Clarification on the HSA_FORCE_FINE_GRAIN_PCIE requirement
tmh97 opened this issue · comments
Hey folks, Tom here from Cornelis networks.
We've begun using the rccl-tests
suite to test the functionality of our libfabric provideropx
+aws-rccl-plugin
We successfully ran these tests with no issue
- all_gather_perf
- all_reduce_perf
- broadcast_perf
- reduce_perf
- reduce_scatter_perf
These tests all fail due to Out Of Memory
- alltoall_perf
- alltoallv_perf
- gather_perf
- scatter_perf
- sendrecv_perf
When I set the HSA_FORCE_FINE_GRAIN_PCIE=1
, all of the failing tests magically pass.

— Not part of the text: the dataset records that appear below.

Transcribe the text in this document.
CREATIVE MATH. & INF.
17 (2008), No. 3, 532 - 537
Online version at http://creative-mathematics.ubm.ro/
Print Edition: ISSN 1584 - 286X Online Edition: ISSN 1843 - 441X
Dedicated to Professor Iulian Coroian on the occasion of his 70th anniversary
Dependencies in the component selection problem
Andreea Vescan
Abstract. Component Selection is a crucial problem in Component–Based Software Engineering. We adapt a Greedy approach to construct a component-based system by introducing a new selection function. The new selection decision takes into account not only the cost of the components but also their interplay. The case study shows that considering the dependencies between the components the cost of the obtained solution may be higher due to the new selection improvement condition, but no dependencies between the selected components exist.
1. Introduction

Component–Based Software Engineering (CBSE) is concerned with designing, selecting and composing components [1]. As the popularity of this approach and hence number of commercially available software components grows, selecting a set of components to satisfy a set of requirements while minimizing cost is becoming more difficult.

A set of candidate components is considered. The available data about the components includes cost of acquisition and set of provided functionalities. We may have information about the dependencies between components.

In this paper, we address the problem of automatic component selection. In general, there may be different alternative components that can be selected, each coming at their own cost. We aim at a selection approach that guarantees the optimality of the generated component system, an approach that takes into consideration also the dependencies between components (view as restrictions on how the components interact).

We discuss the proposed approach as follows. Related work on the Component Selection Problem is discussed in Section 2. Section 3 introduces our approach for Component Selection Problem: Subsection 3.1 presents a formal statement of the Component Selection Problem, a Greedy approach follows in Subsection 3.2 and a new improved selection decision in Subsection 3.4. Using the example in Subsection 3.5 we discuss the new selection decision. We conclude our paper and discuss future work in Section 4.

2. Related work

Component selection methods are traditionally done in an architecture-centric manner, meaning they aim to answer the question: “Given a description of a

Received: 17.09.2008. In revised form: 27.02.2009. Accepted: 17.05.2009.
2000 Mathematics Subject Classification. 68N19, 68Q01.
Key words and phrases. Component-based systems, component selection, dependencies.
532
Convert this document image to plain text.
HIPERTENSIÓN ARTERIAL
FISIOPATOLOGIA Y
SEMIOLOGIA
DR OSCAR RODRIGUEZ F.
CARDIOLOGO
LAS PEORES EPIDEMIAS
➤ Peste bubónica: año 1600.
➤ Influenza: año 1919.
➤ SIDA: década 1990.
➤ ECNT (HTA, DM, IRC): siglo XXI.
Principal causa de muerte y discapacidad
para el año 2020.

The docs say The HSA_FORCE_FINE_GRAIN_PCIE
environment variable will need to be set to 1 in order to run the unit tests which use fine-grained memory type, however, I am running all of the tests with the Default: Coarse
memory type.
I am hoping for some clarification on why this variable seems to improve behavior? Maybe some of the tests have "fine-grained memory type" by default? Any input would be greatly appreciated, thanks in advance for any help!
What AMD GPU and rocm version are you using? This flag should not be required for rocm version >= 5.7
ah the rocm version was my issue! I was using rocm 5.3.0
Thanks so much for the timely response!